Olivia-ing

Living out an inspiration. Pure inspiration. Living the breath of my life.
That is all that was behind the art project I took on the prior weekend. It wasn't for anything else.
Not about what would people think, would they like it or not. I came from my heart’s true calling and let an inspiration become real in the world around me.
My inside experience of my heart is intense. It’s easy to ignore it at times. Tell myself it is not real. Discredit it. Ignore it. Override it with what I “should do” or am “meant to do” or what “makes sense.”
Does it “make sense” to put paint all over myself and roll around on a canvas?? Most likely not!
But it makes me to do that. It makes “Olivia” to do that. "Oliviaing."
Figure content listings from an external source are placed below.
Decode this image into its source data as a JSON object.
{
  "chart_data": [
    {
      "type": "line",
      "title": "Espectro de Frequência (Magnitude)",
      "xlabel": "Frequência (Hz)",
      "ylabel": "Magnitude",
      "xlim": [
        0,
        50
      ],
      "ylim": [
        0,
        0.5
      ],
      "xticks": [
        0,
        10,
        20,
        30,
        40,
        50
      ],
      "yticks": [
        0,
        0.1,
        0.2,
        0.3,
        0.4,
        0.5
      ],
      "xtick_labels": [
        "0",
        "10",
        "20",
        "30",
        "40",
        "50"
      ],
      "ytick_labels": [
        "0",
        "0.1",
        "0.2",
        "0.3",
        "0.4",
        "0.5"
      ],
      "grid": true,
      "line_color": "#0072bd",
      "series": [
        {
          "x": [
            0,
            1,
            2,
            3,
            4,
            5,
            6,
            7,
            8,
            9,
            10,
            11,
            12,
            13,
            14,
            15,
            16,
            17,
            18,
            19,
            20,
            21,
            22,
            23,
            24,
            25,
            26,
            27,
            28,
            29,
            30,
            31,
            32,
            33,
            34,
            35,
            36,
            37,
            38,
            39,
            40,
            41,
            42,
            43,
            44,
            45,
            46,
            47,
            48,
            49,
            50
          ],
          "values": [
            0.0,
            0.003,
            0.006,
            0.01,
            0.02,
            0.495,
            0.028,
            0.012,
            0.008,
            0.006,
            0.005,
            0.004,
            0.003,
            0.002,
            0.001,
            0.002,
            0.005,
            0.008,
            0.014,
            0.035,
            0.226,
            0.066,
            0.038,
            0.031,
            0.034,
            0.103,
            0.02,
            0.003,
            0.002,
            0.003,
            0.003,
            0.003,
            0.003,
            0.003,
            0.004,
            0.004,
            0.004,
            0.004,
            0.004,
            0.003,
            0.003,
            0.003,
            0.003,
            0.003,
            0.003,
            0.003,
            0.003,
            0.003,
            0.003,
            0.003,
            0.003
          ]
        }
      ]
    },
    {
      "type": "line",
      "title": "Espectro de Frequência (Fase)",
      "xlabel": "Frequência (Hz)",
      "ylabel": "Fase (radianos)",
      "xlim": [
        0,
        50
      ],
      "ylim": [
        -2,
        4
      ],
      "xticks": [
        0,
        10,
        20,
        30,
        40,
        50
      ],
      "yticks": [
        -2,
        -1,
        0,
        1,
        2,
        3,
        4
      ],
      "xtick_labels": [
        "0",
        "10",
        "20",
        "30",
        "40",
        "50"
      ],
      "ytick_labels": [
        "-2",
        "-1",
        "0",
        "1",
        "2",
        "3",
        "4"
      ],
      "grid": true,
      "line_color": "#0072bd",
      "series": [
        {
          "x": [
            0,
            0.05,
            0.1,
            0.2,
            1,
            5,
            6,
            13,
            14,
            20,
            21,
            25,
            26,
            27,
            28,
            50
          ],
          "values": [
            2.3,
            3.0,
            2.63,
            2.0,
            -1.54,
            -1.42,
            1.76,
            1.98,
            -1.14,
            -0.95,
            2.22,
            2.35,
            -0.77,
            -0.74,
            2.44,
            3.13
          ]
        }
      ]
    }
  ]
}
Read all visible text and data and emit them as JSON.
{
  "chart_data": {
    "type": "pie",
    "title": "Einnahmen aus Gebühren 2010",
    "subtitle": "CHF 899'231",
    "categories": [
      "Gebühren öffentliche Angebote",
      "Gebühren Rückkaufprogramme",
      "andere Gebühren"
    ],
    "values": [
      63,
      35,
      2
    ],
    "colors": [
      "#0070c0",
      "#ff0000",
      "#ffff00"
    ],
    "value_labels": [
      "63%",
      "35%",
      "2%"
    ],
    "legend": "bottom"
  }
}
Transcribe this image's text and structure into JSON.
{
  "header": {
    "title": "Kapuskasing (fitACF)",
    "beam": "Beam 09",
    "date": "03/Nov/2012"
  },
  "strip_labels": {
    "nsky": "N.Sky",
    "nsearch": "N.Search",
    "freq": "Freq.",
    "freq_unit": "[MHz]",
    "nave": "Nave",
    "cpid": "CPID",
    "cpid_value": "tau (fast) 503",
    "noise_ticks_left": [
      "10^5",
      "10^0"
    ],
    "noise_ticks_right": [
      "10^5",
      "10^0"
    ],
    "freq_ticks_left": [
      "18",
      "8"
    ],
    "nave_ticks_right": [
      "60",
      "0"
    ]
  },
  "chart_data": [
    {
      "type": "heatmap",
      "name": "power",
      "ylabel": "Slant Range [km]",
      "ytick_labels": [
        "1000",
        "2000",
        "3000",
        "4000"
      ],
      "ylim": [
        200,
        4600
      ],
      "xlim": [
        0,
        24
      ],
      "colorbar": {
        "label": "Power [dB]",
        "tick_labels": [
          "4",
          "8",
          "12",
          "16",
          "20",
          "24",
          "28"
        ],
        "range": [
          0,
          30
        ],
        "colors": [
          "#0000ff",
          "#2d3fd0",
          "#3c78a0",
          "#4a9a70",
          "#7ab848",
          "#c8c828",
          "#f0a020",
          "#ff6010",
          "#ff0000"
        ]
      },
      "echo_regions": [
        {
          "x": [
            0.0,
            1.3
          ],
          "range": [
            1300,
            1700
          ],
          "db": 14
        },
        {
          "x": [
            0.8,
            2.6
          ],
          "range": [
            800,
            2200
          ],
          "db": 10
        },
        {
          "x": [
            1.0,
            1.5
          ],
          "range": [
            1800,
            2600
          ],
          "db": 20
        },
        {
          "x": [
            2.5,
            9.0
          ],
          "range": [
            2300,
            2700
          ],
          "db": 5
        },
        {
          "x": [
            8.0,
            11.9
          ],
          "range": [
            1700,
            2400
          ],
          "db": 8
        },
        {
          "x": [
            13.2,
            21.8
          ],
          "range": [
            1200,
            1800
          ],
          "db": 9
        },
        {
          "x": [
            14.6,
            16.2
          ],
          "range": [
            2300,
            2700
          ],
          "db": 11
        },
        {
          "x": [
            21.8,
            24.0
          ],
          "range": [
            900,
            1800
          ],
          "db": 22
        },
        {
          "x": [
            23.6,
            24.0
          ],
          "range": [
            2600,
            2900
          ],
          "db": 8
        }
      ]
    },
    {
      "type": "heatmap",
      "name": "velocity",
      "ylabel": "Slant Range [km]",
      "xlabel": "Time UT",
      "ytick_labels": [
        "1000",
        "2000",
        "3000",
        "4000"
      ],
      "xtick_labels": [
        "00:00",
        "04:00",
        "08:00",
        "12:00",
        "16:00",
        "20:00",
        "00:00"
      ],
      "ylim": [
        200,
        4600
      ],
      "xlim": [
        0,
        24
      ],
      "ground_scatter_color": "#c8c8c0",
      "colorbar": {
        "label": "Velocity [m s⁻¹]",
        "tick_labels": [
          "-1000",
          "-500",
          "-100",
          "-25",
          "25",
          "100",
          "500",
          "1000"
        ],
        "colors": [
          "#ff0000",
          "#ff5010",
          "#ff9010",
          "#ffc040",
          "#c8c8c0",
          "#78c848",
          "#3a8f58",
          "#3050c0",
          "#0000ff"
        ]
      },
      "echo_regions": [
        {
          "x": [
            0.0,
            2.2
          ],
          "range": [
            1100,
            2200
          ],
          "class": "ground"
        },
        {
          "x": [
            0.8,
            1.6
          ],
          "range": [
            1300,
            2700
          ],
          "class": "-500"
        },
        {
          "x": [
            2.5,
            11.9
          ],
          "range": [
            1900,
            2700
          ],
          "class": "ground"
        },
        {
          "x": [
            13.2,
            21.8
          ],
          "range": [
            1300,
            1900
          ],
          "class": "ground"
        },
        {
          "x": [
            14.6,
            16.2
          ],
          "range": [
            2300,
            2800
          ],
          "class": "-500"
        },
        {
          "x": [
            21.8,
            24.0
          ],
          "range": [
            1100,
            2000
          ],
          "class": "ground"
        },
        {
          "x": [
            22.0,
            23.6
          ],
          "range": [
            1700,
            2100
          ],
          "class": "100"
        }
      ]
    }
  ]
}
Birds, dogs, etc, they are just going around the world “birding” or “dogging,” being a living animal. No plans about the next meal or the weather or the outcome. And life continues and is beautiful and flourishes.
Think what the world would be like where people just “Olivia” or we just “Mary” or we just “Ed.”
Self expression. Living to Live. Not to accomplish or succeed.
Often it seems success means to figure out what someone else would want us to do and fulfill on that.
If my friend loves mint chocolate ice cream and I bring him some when he was craving it... that’s success. Or my client needs an improvement on her site and I deliver it with flying colors... that’s success.
Let’s consider that success could be getting back to just Oliviaing. Living in a natural way. Listening to our body and our surrounding and our environment. Listening to the natural callings inside of us.
I am an emotional creature. I have an ocean inside of me. I feel at times that it's a calm sea. And other times, it’s a storm of turmoil and tumult. There are days I show up to yoga with tears on my face and gasping breath, and other days I show up with a smile and ease.
It’s feels hard to BE just as my heart is. I often want to shape it and guide it to be calmer, or quieter, or refined, or not cry. But if I truly let myself OUT, things happen like the painting above.
When I really Olivia in the world, people get to know me.
Oliviaing seems it would be easy, natural, but letting myself Olivia can feel hard. If I really look, I believe that it started when I was a girl, all the things I did seemed so different from the people around me. I felt that the people around me didn’t Olivia like I did. The kids didn’t build elevators for their stuffed animals like I did. Or climb to the tops of the highest trees in the neighborhood as I did. Or put paint on their bodies the way I did.
But of course they didn’t. They weren't Oliviaing. They were Dianaing and Alexing and Lucying. And I thought for a long time that maybe I had to stop Oliviaing.
It took me till this year to realize I could Olivia and it be ok. The full thing. And I am still learning that.
Through this blog, through conversations, through personal development, through expressing myself and then life flourishing. I continue to grow into Oliviaing. And I don’t plan to stop anytime soon.